Chapter 45
İlk defa Hogwarts trenine binmek ve bir maceranın sonunu yaşamak Draco'yu pek memnun etmemişti. Hala olayların şokunu atlatamamıştı. Draco Malfoy...Teyzesinin kocası hayır daha doğrusu Bellatrix Lestrange'in kocası, eniştesi Rodolphus Lestrange'in ölümüne neden olmuştu.

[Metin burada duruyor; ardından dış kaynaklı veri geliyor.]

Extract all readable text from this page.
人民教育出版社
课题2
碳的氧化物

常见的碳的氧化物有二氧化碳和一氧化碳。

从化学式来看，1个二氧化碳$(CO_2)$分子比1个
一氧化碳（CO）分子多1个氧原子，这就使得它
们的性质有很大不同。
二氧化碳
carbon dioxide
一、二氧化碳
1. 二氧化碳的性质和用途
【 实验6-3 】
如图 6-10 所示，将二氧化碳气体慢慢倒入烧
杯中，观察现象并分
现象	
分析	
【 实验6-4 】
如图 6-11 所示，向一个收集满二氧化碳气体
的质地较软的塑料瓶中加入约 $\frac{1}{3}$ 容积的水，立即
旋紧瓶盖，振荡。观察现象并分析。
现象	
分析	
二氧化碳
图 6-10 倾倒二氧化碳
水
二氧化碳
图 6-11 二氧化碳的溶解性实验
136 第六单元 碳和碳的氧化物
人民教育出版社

Nereden tahmin edebilirdi ki bu şekilde öleceğini!
Başını trenin camına yaslayıp gri gözlerini kapattığında hala o geceki olay aklına geliyordu. Rodolphus Lestrange'in kanlı cesedi karşısındaydı. En azından görmeyi hayal ettiği 12 yaşındaki Neville Longbottom değildi.
Masum çocuktan ziyade psikopat bir ölüm yiyenin ölmesi daha iyiydi değil mi?

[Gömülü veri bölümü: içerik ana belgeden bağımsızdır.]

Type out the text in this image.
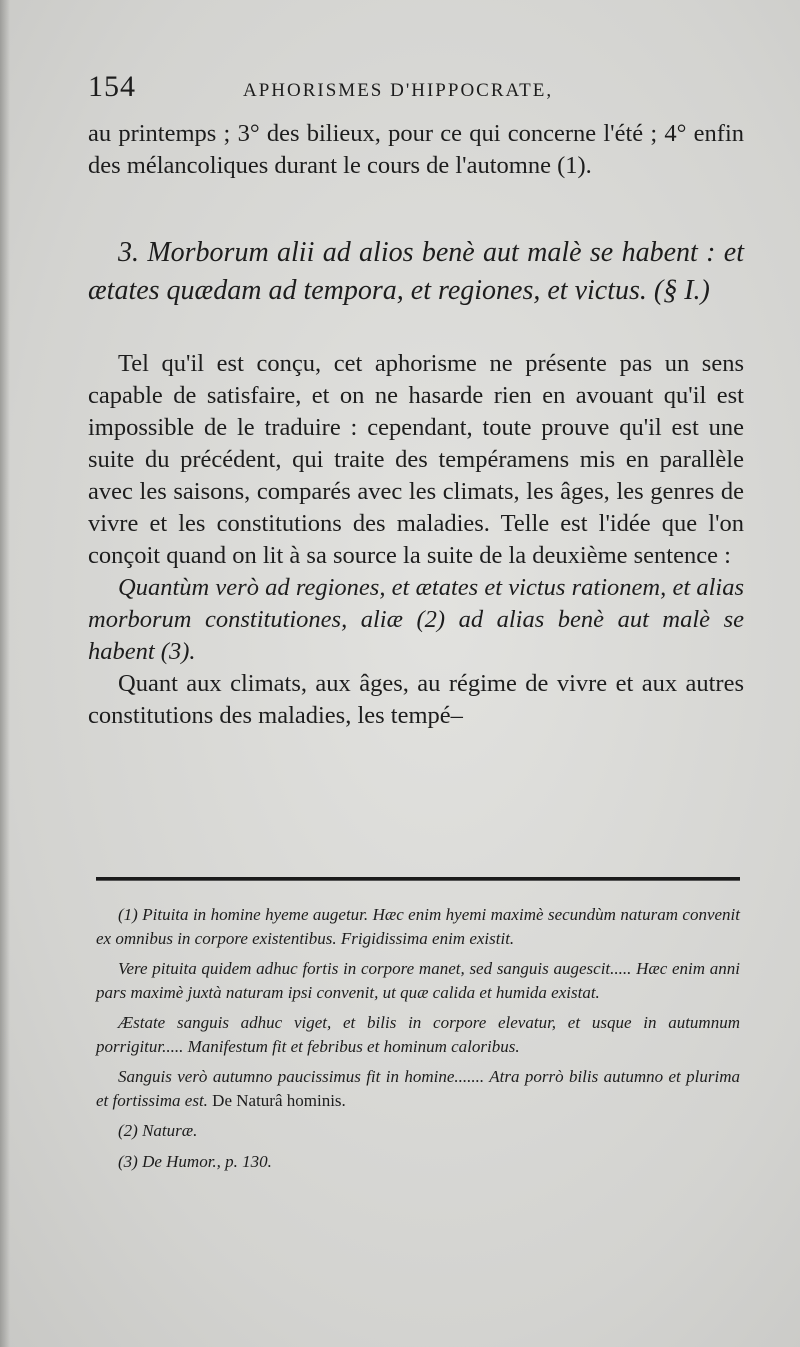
154	APHORISMES D'HIPPOCRATE,

au printemps ; 3° des bilieux, pour ce qui concerne l'été ; 4° enfin des mélancoliques durant le cours de l'automne (1).

3. Morborum alii ad alios benè aut malè se habent : et ætates quædam ad tempora, et regiones, et victus. (§ I.)

Tel qu'il est conçu, cet aphorisme ne présente pas un sens capable de satisfaire, et on ne hasarde rien en avouant qu'il est impossible de le traduire : cependant, toute prouve qu'il est une suite du précédent, qui traite des tempéramens mis en parallèle avec les saisons, comparés avec les climats, les âges, les genres de vivre et les constitutions des maladies. Telle est l'idée que l'on conçoit quand on lit à sa source la suite de la deuxième sentence :

Quantùm verò ad regiones, et ætates et victus rationem, et alias morborum constitutiones, aliæ (2) ad alias benè aut malè se habent (3).

Quant aux climats, aux âges, au régime de vivre et aux autres constitutions des maladies, les tempé–

(1) Pituita in homine hyeme augetur. Hæc enim hyemi maximè secundùm naturam convenit ex omnibus in corpore existentibus. Frigidissima enim existit.

Vere pituita quidem adhuc fortis in corpore manet, sed sanguis augescit..... Hæc enim anni pars maximè juxtà naturam ipsi convenit, ut quæ calida et humida existat.

Æstate sanguis adhuc viget, et bilis in corpore elevatur, et usque in autumnum porrigitur..... Manifestum fit et febribus et hominum caloribus.

Sanguis verò autumno paucissimus fit in homine....... Atra porrò bilis autumno et plurima et fortissima est. De Naturâ hominis.

(2) Naturæ.

(3) De Humor., p. 130.
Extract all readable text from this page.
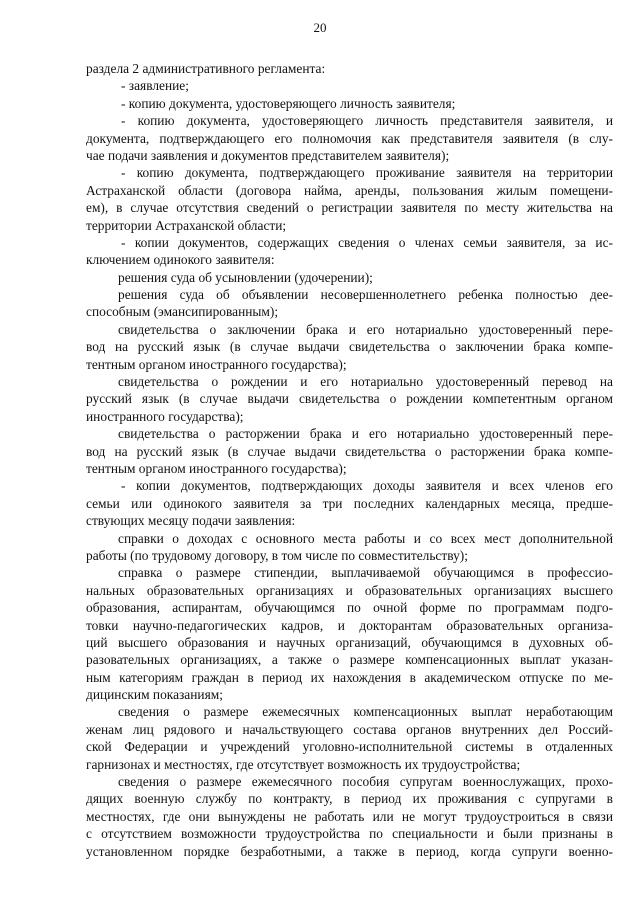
20
раздела 2 административного регламента:
- заявление;
- копию документа, удостоверяющего личность заявителя;
- копию документа, удостоверяющего личность представителя заявителя, и
документа, подтверждающего его полномочия как представителя заявителя (в слу-
чае подачи заявления и документов представителем заявителя);
- копию документа, подтверждающего проживание заявителя на территории
Астраханской области (договора найма, аренды, пользования жилым помещени-
ем), в случае отсутствия сведений о регистрации заявителя по месту жительства на
территории Астраханской области;
- копии документов, содержащих сведения о членах семьи заявителя, за ис-
ключением одинокого заявителя:
решения суда об усыновлении (удочерении);
решения суда об объявлении несовершеннолетнего ребенка полностью дее-
способным (эмансипированным);
свидетельства о заключении брака и его нотариально удостоверенный пере-
вод на русский язык (в случае выдачи свидетельства о заключении брака компе-
тентным органом иностранного государства);
свидетельства о рождении и его нотариально удостоверенный перевод на
русский язык (в случае выдачи свидетельства о рождении компетентным органом
иностранного государства);
свидетельства о расторжении брака и его нотариально удостоверенный пере-
вод на русский язык (в случае выдачи свидетельства о расторжении брака компе-
тентным органом иностранного государства);
- копии документов, подтверждающих доходы заявителя и всех членов его
семьи или одинокого заявителя за три последних календарных месяца, предше-
ствующих месяцу подачи заявления:
справки о доходах с основного места работы и со всех мест дополнительной
работы (по трудовому договору, в том числе по совместительству);
справка о размере стипендии, выплачиваемой обучающимся в профессио-
нальных образовательных организациях и образовательных организациях высшего
образования, аспирантам, обучающимся по очной форме по программам подго-
товки научно-педагогических кадров, и докторантам образовательных организа-
ций высшего образования и научных организаций, обучающимся в духовных об-
разовательных организациях, а также о размере компенсационных выплат указан-
ным категориям граждан в период их нахождения в академическом отпуске по ме-
дицинским показаниям;
сведения о размере ежемесячных компенсационных выплат неработающим
женам лиц рядового и начальствующего состава органов внутренних дел Россий-
ской Федерации и учреждений уголовно-исполнительной системы в отдаленных
гарнизонах и местностях, где отсутствует возможность их трудоустройства;
сведения о размере ежемесячного пособия супругам военнослужащих, прохо-
дящих военную службу по контракту, в период их проживания с супругами в
местностях, где они вынуждены не работать или не могут трудоустроиться в связи
с отсутствием возможности трудоустройства по специальности и были признаны в
установленном порядке безработными, а также в период, когда супруги военно-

O zaman niye onun ölmesi yüzünden mutlu hissedemiyordu. Kendisinin sorunu neydi! Gözlerini açtığında "Draco." ismiyle kendisini çağıran iki çocuğu karşısında buluvermişti.
Blaise ile Pansy'in yüzündeki endişe paha biçilemezdi. Eğer karşısında oturan iki çocuk olmasıydı profesörler tam vaktinde gelmeyecekti, onlar lanet olası canavar tarafından öldürülecekti.

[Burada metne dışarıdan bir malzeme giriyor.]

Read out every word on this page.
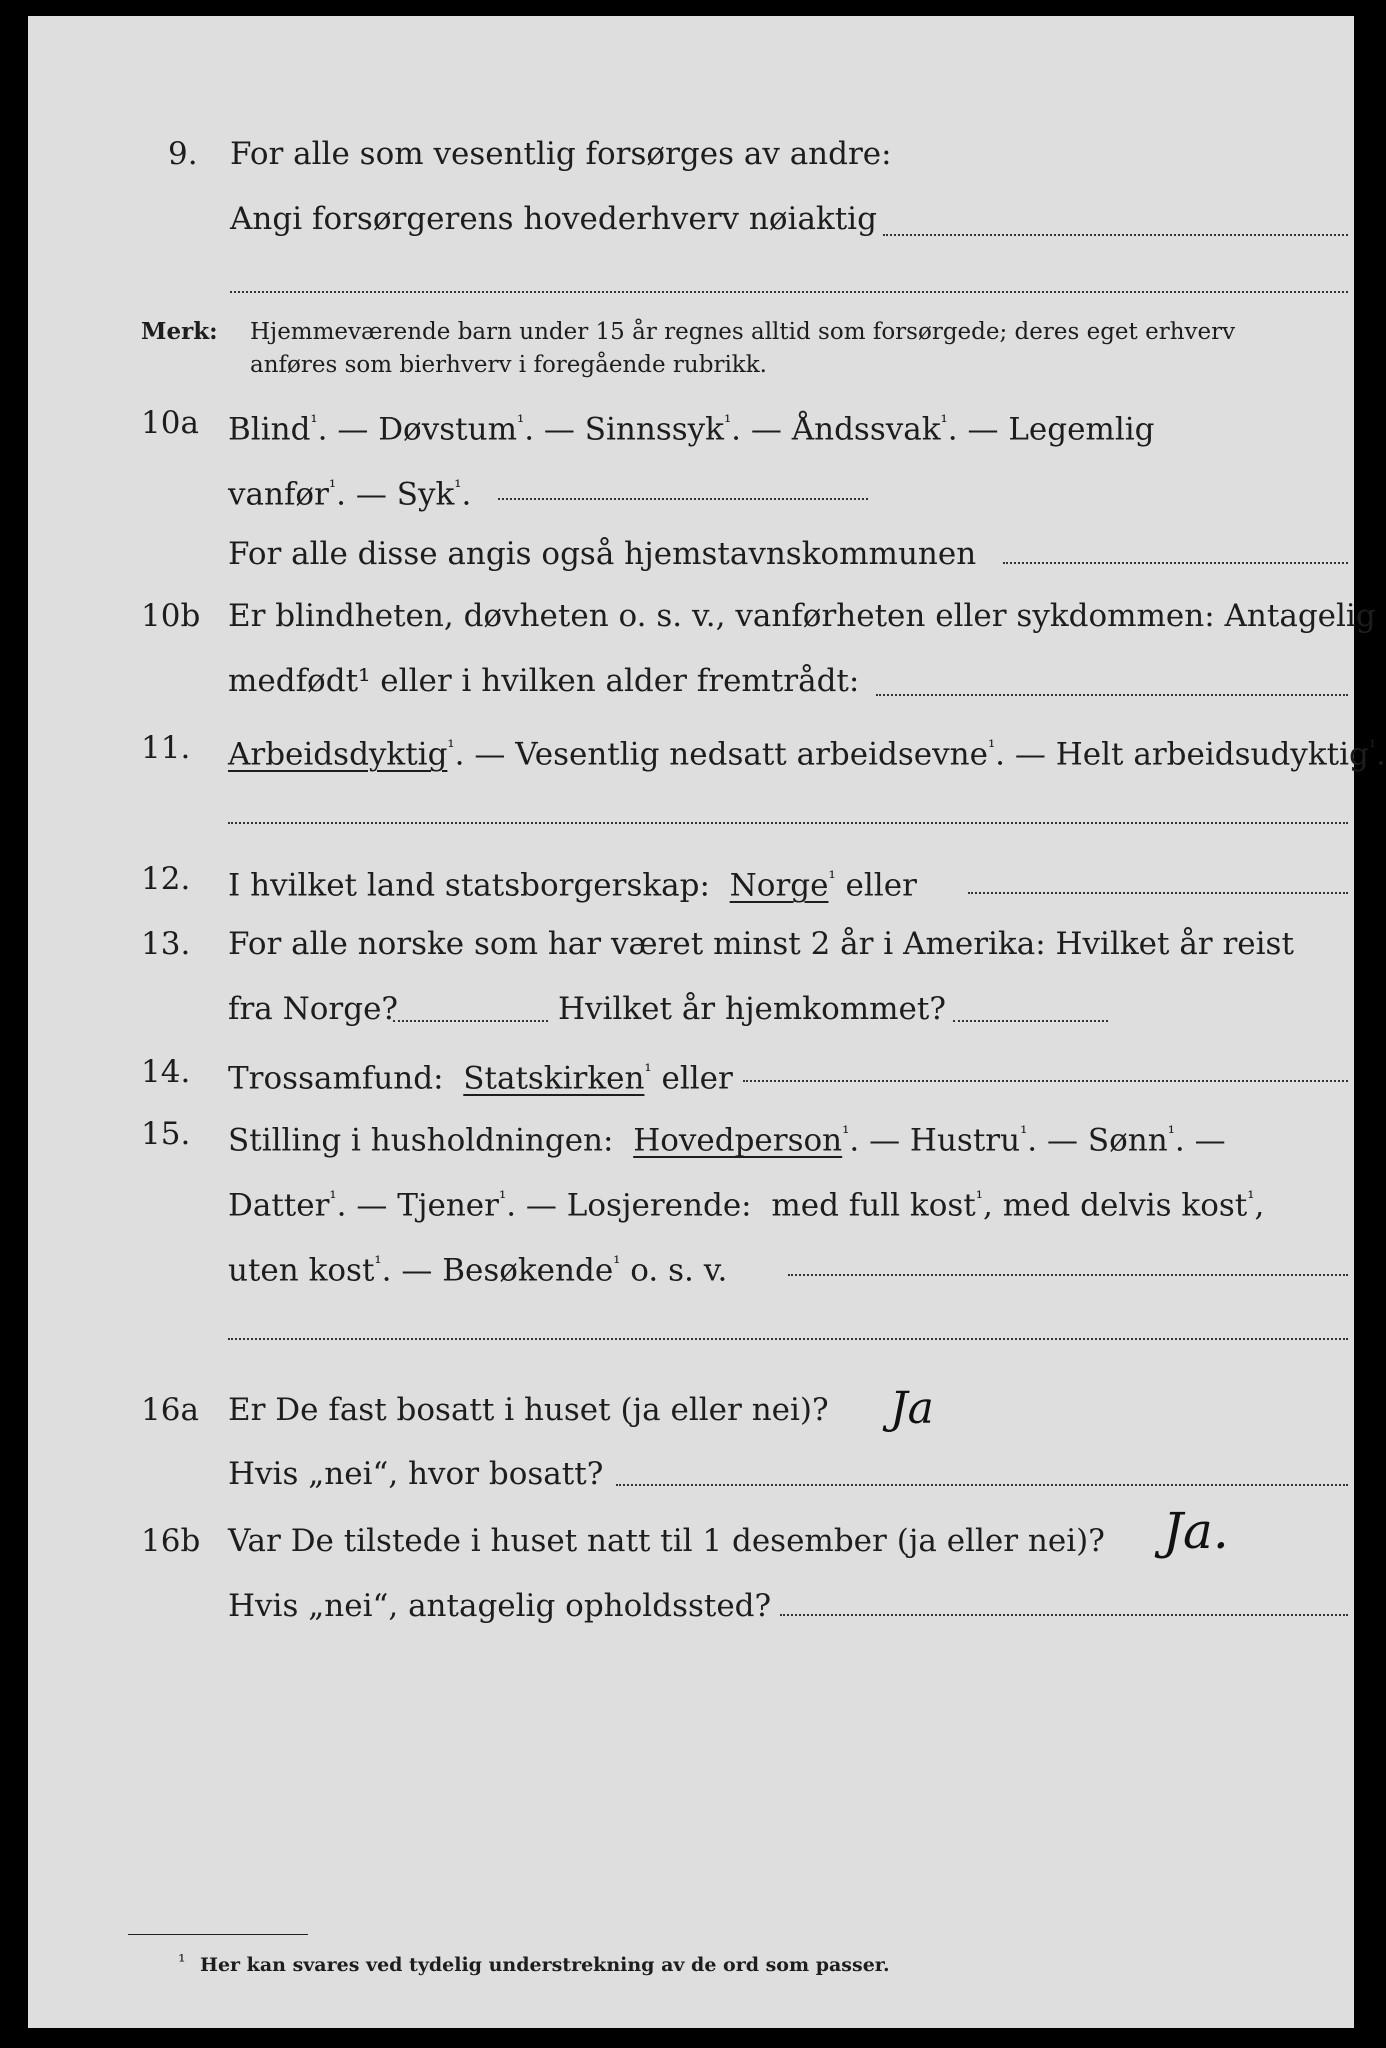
9. For alle som vesentlig forsørges av andre:
Angi forsørgerens hovederhverv nøiaktig
Merk: Hjemmeværende barn under 15 år regnes alltid som forsørgede; deres eget erhverv
anføres som bierhverv i foregående rubrikk.
10a Blind$^{^1}$. — Døvstum$^{^1}$. — Sinnssyk$^{^1}$. — Åndssvak$^{^1}$. — Legemlig
vanfør$^{^1}$. — Syk$^{^1}$.
For alle disse angis også hjemstavnskommunen
10b Er blindheten, døvheten o. s. v., vanførheten eller sykdommen: Antagelig
medfødt¹ eller i hvilken alder fremtrådt:
11. Arbeidsdyktig$^{^1}$. — Vesentlig nedsatt arbeidsevne$^{^1}$. — Helt arbeidsudyktig$^{^1}$.
12. I hvilket land statsborgerskap: Norge$^{^1}$ eller
13. For alle norske som har været minst 2 år i Amerika: Hvilket år reist
fra Norge?	Hvilket år hjemkommet?
14. Trossamfund: Statskirken$^{^1}$ eller
15. Stilling i husholdningen: Hovedperson$^{^1}$. — Hustru$^{^1}$. — Sønn$^{^1}$. —
Datter$^{^1}$. — Tjener$^{^1}$. — Losjerende: med full kost$^{^1}$, med delvis kost$^{^1}$,
uten kost$^{^1}$. — Besøkende$^{^1}$ o. s. v.
16a Er De fast bosatt i huset (ja eller nei)? Ja
Hvis „nei“, hvor bosatt?
16b Var De tilstede i huset natt til 1 desember (ja eller nei)? Ja.
Hvis „nei“, antagelig opholdssted?
¹ Her kan svares ved tydelig understrekning av de ord som passer.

Aslında Rodolphus Lestrange'in ölümü tamamen Draco Malfoy'un suçu değildi. Yalnızca o zaman yaşanmış an için kendisini suçluyordu. Pansy'nin ardından Blaise'in sağ ve sol yanına oturup omuzuna yaslanması az da olsa Draco'nun verdiği kararlarda ki yükü azaltmıştı.
Üzerindeki yükü en çok azaltmasını sağlayan şey ise Blaise'in "Senin suçun değil." kelimelerini demesiydi. Şöyle basit kelimelerin onu rahatlatmasını hiç beklemiyordu.
Draco gri gözlerini yeniden kapatır kapatmaz derin sessizliğe gömüldü. Yolculuğunun şu denli uzun geçmesini beklemiyordu.
...
"NEVILLE!!"
Zavallı çocuğun titreyen vücuduyla yerde oturup dehşet içerisinde Draco'ya dönüp bakması Draco'yu perişan etmişti. Nasıl oluyor da yetişkin bir insan 12 yaşında çocuğu bu şekilde korkutabilirdi ki!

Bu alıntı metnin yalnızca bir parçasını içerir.